CanudosEntre 1896 e 1897 a jovem República dos Estados Unidos do Brasil enfrentou -de forma quase que anacrônica- os seguidores de Antônio Vicente Mendes Maciel, mais conhecido com Antônio Conselheiro. Na comunidade de Canudos, o conselheiro liderou centenas de homens e mulheres que buscavam a salvação de sua alma, e foram vistos pelo novo governo como uma ameaça a sua soberania. O resultado foi a Guerra de Canudos, que durou praticamente um ano e que, estima-se, matou cerca de 25 mil pessoas.

Enviado como correspondente do jornal ‘O Estado de São Paulo’, Euclides da Cunha acabou por fazer muito mais do que apenas escrever o que a obrigação profissional lhe impunha. Escreveu três monstruosos volumes ‘A terra’, ‘O homem’ e ‘A luta’, conjuntamente entitulados de ‘Os Sertões’, uma das maiores obras da literatura brasileira- seja em tamanho seja em importância.

Importância essa que gerou frutos inusitados: em ‘Veredicto em Canudos’ Sándor Márai fala sobre o derradeiro momento do conflito entre republicanos e conselheiristas. Márai, no entanto, é húngaro e nunca pisou no Brasil. O tema lhe chegou através da obra de Euclides da Cunha, na tradução americana feita por Samuel Putnam em 1944.

Márai vivia na Itália quando teve acesso a essa versão da epopeia euclidiana, no fim dos anos 1960. Apaixonou-se de tal forma pela obra que em 1970 publicou seu livro, com o que Márai diz que ‘achou ter faltado na obra de Euclides da Cunha’.
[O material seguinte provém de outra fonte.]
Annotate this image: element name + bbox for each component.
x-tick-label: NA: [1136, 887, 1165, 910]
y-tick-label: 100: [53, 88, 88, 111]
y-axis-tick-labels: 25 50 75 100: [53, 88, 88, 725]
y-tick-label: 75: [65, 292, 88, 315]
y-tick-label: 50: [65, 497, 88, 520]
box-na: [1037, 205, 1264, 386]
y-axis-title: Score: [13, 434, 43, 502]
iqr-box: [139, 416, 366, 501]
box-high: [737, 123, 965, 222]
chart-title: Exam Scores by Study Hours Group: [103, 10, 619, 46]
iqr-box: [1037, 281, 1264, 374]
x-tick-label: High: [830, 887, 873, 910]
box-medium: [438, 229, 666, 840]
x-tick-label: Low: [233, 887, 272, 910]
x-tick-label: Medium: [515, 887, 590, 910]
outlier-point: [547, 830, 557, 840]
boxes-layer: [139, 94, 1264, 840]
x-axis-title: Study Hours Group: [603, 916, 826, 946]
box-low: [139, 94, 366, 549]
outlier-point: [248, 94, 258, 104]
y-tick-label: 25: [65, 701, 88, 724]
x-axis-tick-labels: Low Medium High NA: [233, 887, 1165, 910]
Porém, ao contrário de Vargas Llosa (em seu ‘Guerra do fim do mundo’) Márai não ambiciou recontar toda a história de Canudos, mas apenas os fatos do dia 5 de Outubro de 1897, o dia em que Canudos deu seu último suspiro. A história é contada por um escrivão do exército, filho de um irlandês e uma brasileira, que está aos serviços do marechal Carlos Machado de Bittencourt- ministro da guerra à época.

E para isso bebeu muito em ‘Os Sertões’. Suas descrições do sertão brasileiro são bastante exatas, quiçá melhores do que as de muitos escritores tupiniquins- o que é impressionante, lembrando que ele nunca esteve aqui (algo do que dizia arrepender-se). Na versão original em húngaro, Márai chegou a tomar o cuidado de usar alguns termos em português, parte do palavreado sertanejo- o que deve dar um que de exótico a sua obra, para o leitor acostumado com o húngaro.

Apesar de alguns momentos poderem soar um tanto tolos ao leitor brasileiro- familiarizado, ao menos superficialmente, com a história de Canudos- ‘Veredicto em Canudos’ é de qualidade e profundidade dignas do resto da obra de Márai. A discussão entre a civilização injusta, porém beligerante e poderosa; versus a utopia quase insana, que acaba aniquilada; é a tônica do romance, que se torna mais interessante ainda se pensarmos (de modo um tanto ufanista) que não é a toda hora em que um húngaro escreve sobre nosso país.